At today's Atlanta City Council meeting, members voted 13-0 to settle a complaint by eight men for $120,000, according to the Atlanta Journal-Constitution.

Seven of the men were employees of the bar the night it was raided two years ago and one was a patron, said attorney Dan Grossman.


The settlement was approved by the city council's Public Safety and Legal Administration Committee last week.

Atlanta City Council settles with Eagle plaintiffs for $120,000

The settlement is for $15,000 for each of the eight men.

Two other lawsuits, however, remain against the city.

One, with 10 plaintiffs, is filed in Fulton Superior Court. The men, represented by Dan Grossman and Gerry Weber, seek a jury trial. Named as defendants are Mayor Kasim Reed and 25 police officers involved in the raid.

Dan Grossman was the lead attorney in the successful federal lawsuit against the city for the unconstitutional raid that resulted in the city settling for $1.025 million.

The second lawsuit alleges many of the same offenses in the original lawsuit filed in November 2009, shortly after the raid occurred on Sept. 10, 2009. The plaintiffs in the second case accuse the officers named in the lawsuit of violating the Fourth and 14th Amendments to the U.S. Constitution protecting people from illegal search and seizures.

Like the plaintiffs in the first lawsuit, the plaintiffs in this lawsuit spell out how they were forced to the floor and some to lay in spilled beer and a broken beer bottle while officers, including members of the now defunct paramilitary Red Dog squad, stepped on their backs, told them to “shut the fuck up” whenever a person questioned what was happening and then frisked them.

“Defendants acted with reckless, deliberate and callous indifference to the constitutionally protected rights of the plaints,” the lawsuit states.

The plaintiffs also allege the defendant officers are “guilty of false imprisonment.”

“The individual defendants, with malice and oppression, falsely imprisoned and/or combined and conspired to falsely imprison the plaintiffs and did so under color of legal process,” according to the lawsuit.

The plaintiffs also accused the defendants of assault.

“When the individual defendants entered the Eagle, shouted to the plaintiffs to get on the floor, and threatened them with violence (including threatening to hit a patron on the head with a bar stool) the individual defendants committed unlawful acts that would lead a person reasonably to apprehend a violent injury,” according to the suit. “Such acts are civilly actionable as an assault under the laws of Georgia.”

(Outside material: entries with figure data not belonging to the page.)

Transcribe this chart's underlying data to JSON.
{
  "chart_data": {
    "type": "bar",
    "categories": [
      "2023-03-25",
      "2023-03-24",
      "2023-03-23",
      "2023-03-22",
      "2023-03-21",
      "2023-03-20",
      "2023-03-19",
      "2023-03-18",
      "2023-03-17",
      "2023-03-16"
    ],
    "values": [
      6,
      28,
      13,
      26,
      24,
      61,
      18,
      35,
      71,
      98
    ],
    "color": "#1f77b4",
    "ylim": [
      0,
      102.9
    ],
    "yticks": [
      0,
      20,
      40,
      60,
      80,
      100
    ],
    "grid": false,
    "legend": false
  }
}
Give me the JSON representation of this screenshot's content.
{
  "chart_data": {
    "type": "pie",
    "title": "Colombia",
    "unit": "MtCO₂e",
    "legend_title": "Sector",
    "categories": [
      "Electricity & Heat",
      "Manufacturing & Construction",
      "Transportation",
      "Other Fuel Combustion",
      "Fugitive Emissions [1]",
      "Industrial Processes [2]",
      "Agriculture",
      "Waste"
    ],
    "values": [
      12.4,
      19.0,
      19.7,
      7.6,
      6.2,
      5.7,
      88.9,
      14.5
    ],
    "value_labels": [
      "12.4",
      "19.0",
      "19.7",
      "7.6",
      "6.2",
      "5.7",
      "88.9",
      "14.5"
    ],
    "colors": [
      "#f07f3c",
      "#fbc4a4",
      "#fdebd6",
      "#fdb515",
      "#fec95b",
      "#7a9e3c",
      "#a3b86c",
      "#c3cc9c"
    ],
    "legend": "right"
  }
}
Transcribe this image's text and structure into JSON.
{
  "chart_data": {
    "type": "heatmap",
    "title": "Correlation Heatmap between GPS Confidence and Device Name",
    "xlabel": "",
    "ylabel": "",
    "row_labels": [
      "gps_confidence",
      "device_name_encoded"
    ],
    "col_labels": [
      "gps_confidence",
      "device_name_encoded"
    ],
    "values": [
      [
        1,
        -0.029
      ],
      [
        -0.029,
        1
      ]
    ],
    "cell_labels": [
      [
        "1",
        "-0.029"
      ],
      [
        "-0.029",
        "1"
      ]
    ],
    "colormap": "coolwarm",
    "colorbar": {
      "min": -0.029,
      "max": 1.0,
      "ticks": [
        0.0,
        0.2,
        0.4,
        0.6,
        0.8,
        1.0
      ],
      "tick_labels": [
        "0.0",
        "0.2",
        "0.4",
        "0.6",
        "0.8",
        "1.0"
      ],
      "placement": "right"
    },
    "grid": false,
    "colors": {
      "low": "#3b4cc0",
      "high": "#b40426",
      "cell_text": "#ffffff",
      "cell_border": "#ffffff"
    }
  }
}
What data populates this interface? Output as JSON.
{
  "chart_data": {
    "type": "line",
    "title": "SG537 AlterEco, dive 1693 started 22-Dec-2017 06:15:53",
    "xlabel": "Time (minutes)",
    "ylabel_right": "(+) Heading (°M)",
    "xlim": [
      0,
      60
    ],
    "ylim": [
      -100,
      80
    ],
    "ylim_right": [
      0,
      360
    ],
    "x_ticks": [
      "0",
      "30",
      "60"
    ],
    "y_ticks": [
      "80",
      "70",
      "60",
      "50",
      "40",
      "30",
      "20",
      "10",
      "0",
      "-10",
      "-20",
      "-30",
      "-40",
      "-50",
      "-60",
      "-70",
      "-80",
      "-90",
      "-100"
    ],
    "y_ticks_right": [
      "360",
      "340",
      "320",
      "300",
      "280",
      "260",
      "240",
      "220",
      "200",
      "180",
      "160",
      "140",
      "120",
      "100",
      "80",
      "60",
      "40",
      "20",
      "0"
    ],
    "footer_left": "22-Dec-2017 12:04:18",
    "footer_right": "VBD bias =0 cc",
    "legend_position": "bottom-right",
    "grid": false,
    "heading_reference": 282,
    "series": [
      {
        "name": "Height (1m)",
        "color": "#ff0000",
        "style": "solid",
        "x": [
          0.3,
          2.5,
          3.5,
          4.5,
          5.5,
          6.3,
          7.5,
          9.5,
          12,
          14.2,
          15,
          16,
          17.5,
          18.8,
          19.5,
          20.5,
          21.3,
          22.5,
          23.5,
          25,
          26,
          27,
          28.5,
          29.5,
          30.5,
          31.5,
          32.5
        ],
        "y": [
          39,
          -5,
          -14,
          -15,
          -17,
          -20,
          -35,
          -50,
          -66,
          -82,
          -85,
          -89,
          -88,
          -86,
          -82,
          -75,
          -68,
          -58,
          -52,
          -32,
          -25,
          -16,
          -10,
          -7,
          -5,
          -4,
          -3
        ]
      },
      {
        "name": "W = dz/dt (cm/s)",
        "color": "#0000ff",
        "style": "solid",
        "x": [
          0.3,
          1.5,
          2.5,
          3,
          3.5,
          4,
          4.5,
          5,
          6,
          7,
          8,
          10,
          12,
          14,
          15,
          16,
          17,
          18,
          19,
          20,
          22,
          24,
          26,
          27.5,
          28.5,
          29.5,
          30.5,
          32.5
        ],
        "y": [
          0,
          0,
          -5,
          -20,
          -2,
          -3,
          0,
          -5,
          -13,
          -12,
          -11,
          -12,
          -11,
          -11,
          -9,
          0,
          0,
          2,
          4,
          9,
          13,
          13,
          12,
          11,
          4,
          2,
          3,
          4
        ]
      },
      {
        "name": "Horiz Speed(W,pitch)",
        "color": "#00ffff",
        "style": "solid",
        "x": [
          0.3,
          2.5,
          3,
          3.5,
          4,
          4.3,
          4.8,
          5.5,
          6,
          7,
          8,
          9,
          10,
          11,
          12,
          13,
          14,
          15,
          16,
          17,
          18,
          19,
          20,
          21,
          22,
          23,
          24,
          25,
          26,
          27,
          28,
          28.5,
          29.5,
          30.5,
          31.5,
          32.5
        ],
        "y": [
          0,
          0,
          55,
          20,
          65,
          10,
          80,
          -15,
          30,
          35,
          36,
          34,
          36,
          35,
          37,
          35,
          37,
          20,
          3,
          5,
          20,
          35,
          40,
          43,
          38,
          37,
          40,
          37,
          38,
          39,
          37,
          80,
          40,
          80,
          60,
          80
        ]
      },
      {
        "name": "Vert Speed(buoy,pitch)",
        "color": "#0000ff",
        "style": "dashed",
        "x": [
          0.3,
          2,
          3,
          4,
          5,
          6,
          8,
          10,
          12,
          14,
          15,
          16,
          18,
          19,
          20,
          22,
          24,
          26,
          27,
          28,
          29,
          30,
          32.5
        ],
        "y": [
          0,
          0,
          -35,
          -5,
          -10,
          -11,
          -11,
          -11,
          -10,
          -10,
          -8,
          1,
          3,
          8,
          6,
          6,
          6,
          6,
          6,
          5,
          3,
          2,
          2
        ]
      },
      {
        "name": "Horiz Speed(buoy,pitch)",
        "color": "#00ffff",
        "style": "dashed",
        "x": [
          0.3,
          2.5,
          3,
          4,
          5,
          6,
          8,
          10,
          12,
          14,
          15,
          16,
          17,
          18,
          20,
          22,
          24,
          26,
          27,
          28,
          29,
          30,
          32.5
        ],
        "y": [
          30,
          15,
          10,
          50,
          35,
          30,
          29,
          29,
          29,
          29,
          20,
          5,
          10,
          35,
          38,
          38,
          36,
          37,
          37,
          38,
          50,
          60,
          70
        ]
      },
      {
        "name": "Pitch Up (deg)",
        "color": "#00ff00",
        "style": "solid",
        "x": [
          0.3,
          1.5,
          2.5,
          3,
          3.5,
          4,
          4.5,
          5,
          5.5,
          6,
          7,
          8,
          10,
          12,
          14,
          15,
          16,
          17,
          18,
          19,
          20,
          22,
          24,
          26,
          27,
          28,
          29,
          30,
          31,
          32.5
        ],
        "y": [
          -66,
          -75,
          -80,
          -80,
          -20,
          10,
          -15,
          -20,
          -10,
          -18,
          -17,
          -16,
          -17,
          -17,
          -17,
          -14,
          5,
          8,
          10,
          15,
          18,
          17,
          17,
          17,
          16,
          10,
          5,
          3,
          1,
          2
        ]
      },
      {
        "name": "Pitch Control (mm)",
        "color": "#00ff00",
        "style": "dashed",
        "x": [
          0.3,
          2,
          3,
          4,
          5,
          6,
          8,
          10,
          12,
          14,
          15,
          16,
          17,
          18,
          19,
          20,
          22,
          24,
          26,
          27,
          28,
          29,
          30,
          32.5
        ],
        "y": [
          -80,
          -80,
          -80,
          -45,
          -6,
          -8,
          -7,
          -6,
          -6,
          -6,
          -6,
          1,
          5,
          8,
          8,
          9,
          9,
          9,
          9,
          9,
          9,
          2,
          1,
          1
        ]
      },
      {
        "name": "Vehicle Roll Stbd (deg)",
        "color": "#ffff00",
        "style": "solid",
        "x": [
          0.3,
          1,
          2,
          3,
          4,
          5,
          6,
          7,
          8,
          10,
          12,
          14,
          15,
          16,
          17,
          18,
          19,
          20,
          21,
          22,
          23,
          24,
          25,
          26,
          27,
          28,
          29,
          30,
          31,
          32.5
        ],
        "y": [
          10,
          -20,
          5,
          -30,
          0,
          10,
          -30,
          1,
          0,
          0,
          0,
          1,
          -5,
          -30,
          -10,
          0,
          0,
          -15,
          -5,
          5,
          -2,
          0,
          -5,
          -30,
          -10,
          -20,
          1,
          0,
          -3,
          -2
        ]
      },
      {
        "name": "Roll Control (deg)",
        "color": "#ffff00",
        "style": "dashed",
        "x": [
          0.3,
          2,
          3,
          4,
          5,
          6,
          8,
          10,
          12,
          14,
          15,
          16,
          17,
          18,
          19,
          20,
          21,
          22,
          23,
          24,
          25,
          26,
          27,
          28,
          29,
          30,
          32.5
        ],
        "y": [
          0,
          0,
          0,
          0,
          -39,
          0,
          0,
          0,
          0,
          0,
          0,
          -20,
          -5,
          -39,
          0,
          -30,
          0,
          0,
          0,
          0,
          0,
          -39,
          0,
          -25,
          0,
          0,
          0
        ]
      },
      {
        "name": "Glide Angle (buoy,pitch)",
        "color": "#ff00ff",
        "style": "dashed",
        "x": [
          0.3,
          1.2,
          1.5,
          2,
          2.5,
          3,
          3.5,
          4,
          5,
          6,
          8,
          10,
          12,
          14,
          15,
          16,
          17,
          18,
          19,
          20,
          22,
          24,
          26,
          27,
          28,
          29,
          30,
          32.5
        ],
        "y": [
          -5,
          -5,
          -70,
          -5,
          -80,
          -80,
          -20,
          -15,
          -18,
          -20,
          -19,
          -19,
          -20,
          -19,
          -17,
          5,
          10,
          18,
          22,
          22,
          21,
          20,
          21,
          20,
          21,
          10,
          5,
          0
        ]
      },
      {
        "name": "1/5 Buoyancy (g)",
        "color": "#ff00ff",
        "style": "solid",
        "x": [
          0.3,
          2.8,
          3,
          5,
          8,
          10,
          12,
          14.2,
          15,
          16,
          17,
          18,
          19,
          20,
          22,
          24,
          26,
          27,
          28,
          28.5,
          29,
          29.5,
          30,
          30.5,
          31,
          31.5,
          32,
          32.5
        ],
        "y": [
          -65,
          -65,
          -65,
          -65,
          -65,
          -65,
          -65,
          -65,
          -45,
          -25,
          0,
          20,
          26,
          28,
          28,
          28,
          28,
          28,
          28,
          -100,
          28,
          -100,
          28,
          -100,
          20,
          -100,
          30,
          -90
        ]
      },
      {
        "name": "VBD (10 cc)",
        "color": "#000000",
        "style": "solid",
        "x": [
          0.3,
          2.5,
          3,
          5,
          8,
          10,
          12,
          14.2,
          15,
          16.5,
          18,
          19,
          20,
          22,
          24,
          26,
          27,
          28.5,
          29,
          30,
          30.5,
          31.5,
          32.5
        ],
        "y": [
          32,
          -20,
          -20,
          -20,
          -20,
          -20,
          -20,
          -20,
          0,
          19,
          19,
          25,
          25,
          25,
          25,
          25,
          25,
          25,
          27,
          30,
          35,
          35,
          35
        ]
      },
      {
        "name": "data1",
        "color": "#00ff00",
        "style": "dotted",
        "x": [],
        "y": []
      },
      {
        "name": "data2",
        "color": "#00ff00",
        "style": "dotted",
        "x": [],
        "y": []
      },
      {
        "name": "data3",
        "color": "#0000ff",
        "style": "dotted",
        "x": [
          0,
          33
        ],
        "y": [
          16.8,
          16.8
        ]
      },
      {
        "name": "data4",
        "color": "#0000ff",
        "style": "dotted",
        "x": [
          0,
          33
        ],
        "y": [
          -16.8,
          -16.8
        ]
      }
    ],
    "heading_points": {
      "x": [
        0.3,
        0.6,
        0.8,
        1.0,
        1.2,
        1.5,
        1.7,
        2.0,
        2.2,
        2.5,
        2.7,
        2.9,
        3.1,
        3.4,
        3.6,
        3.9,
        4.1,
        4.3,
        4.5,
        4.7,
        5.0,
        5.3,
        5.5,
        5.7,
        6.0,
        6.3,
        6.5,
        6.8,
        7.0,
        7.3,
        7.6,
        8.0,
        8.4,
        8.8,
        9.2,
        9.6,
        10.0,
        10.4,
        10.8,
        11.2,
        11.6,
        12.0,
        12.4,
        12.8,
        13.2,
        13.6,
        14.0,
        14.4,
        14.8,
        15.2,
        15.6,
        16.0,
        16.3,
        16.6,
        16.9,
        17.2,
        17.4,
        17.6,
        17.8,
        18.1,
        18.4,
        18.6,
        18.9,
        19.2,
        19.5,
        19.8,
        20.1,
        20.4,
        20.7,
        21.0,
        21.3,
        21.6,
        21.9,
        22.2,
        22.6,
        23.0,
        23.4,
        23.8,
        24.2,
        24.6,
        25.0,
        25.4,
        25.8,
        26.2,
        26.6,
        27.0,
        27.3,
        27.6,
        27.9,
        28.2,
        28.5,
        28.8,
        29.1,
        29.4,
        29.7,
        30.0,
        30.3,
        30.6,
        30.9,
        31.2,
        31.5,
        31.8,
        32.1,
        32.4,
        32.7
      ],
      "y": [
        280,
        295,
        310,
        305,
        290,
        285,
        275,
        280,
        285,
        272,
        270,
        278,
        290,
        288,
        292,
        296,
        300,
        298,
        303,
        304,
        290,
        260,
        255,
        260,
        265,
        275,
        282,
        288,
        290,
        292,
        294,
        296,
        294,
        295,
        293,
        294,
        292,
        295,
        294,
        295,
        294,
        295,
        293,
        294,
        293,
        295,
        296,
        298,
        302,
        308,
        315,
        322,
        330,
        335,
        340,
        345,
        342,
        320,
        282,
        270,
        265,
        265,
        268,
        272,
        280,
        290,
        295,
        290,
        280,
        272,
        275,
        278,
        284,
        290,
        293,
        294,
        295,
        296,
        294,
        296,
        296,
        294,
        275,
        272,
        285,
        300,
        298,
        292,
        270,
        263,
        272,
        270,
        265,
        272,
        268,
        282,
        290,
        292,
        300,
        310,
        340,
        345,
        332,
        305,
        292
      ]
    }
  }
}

Another lawsuit, by former Atlanta Eagle bartender Chris Lopez, is filed in federal court.

Lopez, who was arrested the night of the raid and went on trial for alleged permit violations, had his charges dismissed during the trial. He states in his lawsuit that he was arrested without probable cause, a violation of his constitutional rights. He also alleges that officers used “malice” when arresting him.

The police department stated it conducted an undercover operation in the gay Midtown bar after the city received two complaints of alleged illegal sex and drug activity taking place in the bar. Nobody was arrested for illegal sex or illegal drugs.